Generous Donation: The Leopold Museum Receives an Eminent Painting by Paula Modersohn-Becker
28.10.2024
The Key Work of Modernism Represents an Important Addition to the Museum’s Collection of Expressionism
Thanks to a generous donator, the Leopold Museum was able to acquire the oil painting Mother and Child by Paula Modersohn-Becker (1876–1907), created around 1904. The masterpiece by this pioneer of Expressionism hails from a German private collection and was purchased in early October at auction in London.
As soon as the auction catalogue was released, the Director of the Leopold Museum, Hans-Peter Wipplinger, pulled out all the stops to facilitate the purchase of the painting for the museum. With the financial aid of a private individual, he was able to acquire the painting at Christie’s for 380,000 euros.
“Owing to this act of art patronage, we were in a position to secure an outstanding work by the radical trailblazer of Modernism, Paula Modersohn-Becker, for our collection. We will now be able to make this key work of early 20th-century art accessible to the public at the Leopold Museum.”
Hans-Peter Wipplinger, Director of the Leopold Museum
Important Addition to the Permanent Presentation of German Expressionism
The work will complement the exhibits in the room devoted to German Expressionism, which has been on display since the summer at level 0 of the museum. Among the 17 works featured in this permanent presentation are further paintings by Modersohn-Becker shown as permanent loans. These paintings – both permanent loans from the collection of the Leopold Museum and from other lenders – are embedded into a selection of eminent works by exponents of German Expressionism – from Gabriele Münter and Marianne von Werefkin via Erich Heckel, Alexej von Jawlensky and Wassily Kandinsky all the way to Ernst Ludwig Kirchner, August Macke and Max Pechstein.
Desideratum for Austrian Museums
The Leopold Museum’s newly acquired painting by Modersohn-Becker is the only work by the artist in a public collection in Vienna, and as such is a definitive desideratum for Austrian museums. Only the Lentos Museum in Linz owns a work by the artist.

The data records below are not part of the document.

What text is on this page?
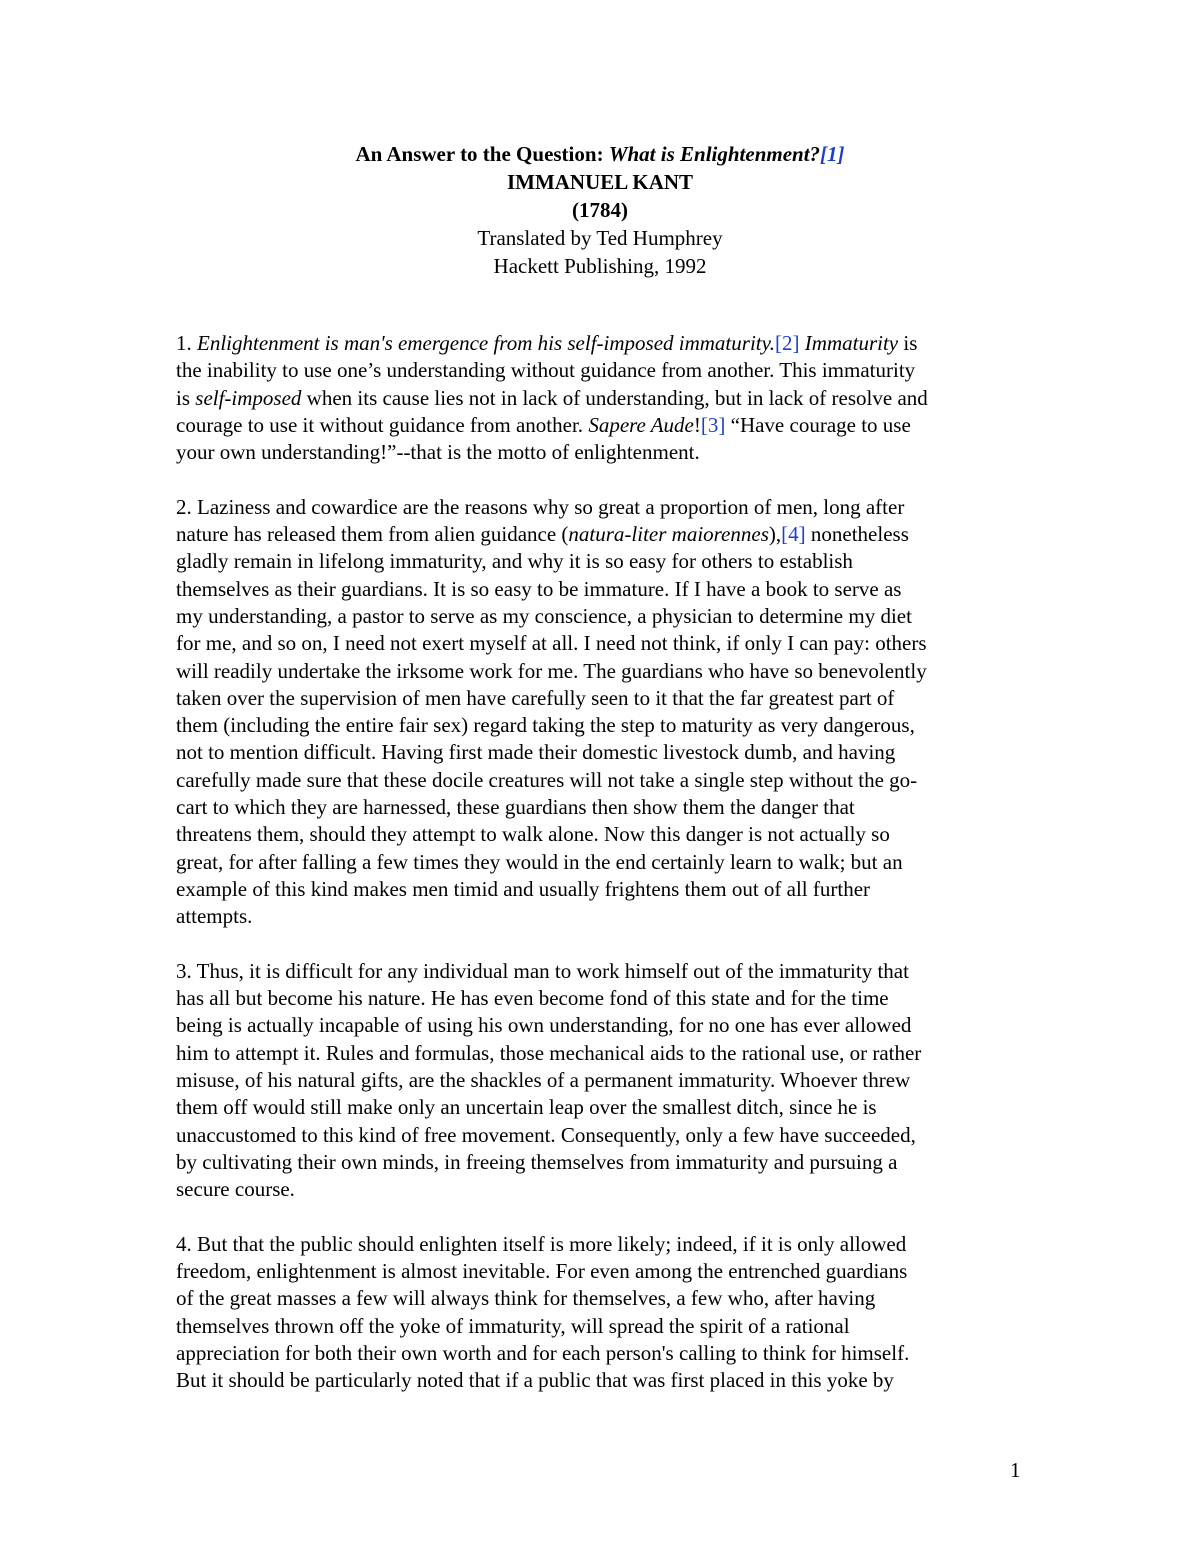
An Answer to the Question: What is Enlightenment?[1]
IMMANUEL KANT
(1784)
Translated by Ted Humphrey
Hackett Publishing, 1992

1. Enlightenment is man's emergence from his self-imposed immaturity.[2] Immaturity is
the inability to use one’s understanding without guidance from another. This immaturity
is self-imposed when its cause lies not in lack of understanding, but in lack of resolve and
courage to use it without guidance from another. Sapere Aude![3] “Have courage to use
your own understanding!”--that is the motto of enlightenment.

2. Laziness and cowardice are the reasons why so great a proportion of men, long after
nature has released them from alien guidance (natura-liter maiorennes),[4] nonetheless
gladly remain in lifelong immaturity, and why it is so easy for others to establish
themselves as their guardians. It is so easy to be immature. If I have a book to serve as
my understanding, a pastor to serve as my conscience, a physician to determine my diet
for me, and so on, I need not exert myself at all. I need not think, if only I can pay: others
will readily undertake the irksome work for me. The guardians who have so benevolently
taken over the supervision of men have carefully seen to it that the far greatest part of
them (including the entire fair sex) regard taking the step to maturity as very dangerous,
not to mention difficult. Having first made their domestic livestock dumb, and having
carefully made sure that these docile creatures will not take a single step without the go-
cart to which they are harnessed, these guardians then show them the danger that
threatens them, should they attempt to walk alone. Now this danger is not actually so
great, for after falling a few times they would in the end certainly learn to walk; but an
example of this kind makes men timid and usually frightens them out of all further
attempts.

3. Thus, it is difficult for any individual man to work himself out of the immaturity that
has all but become his nature. He has even become fond of this state and for the time
being is actually incapable of using his own understanding, for no one has ever allowed
him to attempt it. Rules and formulas, those mechanical aids to the rational use, or rather
misuse, of his natural gifts, are the shackles of a permanent immaturity. Whoever threw
them off would still make only an uncertain leap over the smallest ditch, since he is
unaccustomed to this kind of free movement. Consequently, only a few have succeeded,
by cultivating their own minds, in freeing themselves from immaturity and pursuing a
secure course.

4. But that the public should enlighten itself is more likely; indeed, if it is only allowed
freedom, enlightenment is almost inevitable. For even among the entrenched guardians
of the great masses a few will always think for themselves, a few who, after having
themselves thrown off the yoke of immaturity, will spread the spirit of a rational
appreciation for both their own worth and for each person's calling to think for himself.
But it should be particularly noted that if a public that was first placed in this yoke by

1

Paula Modersohn-Becker – A Life between Worpswede and Paris
The artist created numerous of her works in the North German artists’ colony Worpswede, which she had joined in 1898. The painter Otto Modersohn, whom she married three years later, was also a member of this artists’ colony. In the small village near Bremen, she created many child depictions, including the works, presented at the Leopold Museum, Elsbeth in Front of a Landscape Holding a Flower (1901) and the painting, created the same year, Three Seated Girls with Straw Hats and Flower Wreaths. Also on display is the 1903 work Seated Girl with Sheep at the Pond. The focus exhibition further includes the Portrait of an Italian Girl which Modersohn-Becker created in 1906 during her last stay in Paris. That year, she visited Maurice Denis, one of the main representatives of this artists’ group Nabis. Like him, the artist sought the “great simplicity of the form” (Paula Modersohn-Becker). A year later, in 1907, the artist died at the age of only 31, several weeks after the difficult birth of her daughter Mathilde. “Tille’s” life, by contrast, would span almost a century. She died in 1998 aged 90.
Turning Towards Female Motifs
“To the same extent to which she addressed construction aspects inherent in the image at the beginning of the avant-garde, the artist also embarked on new paths in terms of the content of her paintings. Her choice of subjects is remarkable especially for her inclination towards female motifs. Except for a few male portraits, like that of Rainer Maria Rilke and Otto Modersohn, her oeuvre is dominated by female figures, mother-and-child depictions, renderings of children and portraits of women”, as Hans-Peter Wipplinger explains in his essay Paula Modersohn-Becker. On the History of a Quest for an Artistic and Personal Identity (Hirmer Publishers, 2010). Her works, including her mother-and-child depictions, reflect the simple, rural life. The theme, which can be found predominantly in depictions of the Madonna in Christian art, was rendered by Modersohn-Becker in a human and intimate manner, symbolizing a sense of departure and a new beginning. Rather than Mary sitting enthroned with the infant Jesus, we are confronted with a plain woman, whose child, nestled on her lap, is looking at the world with a mixture of curiosity and apprehension.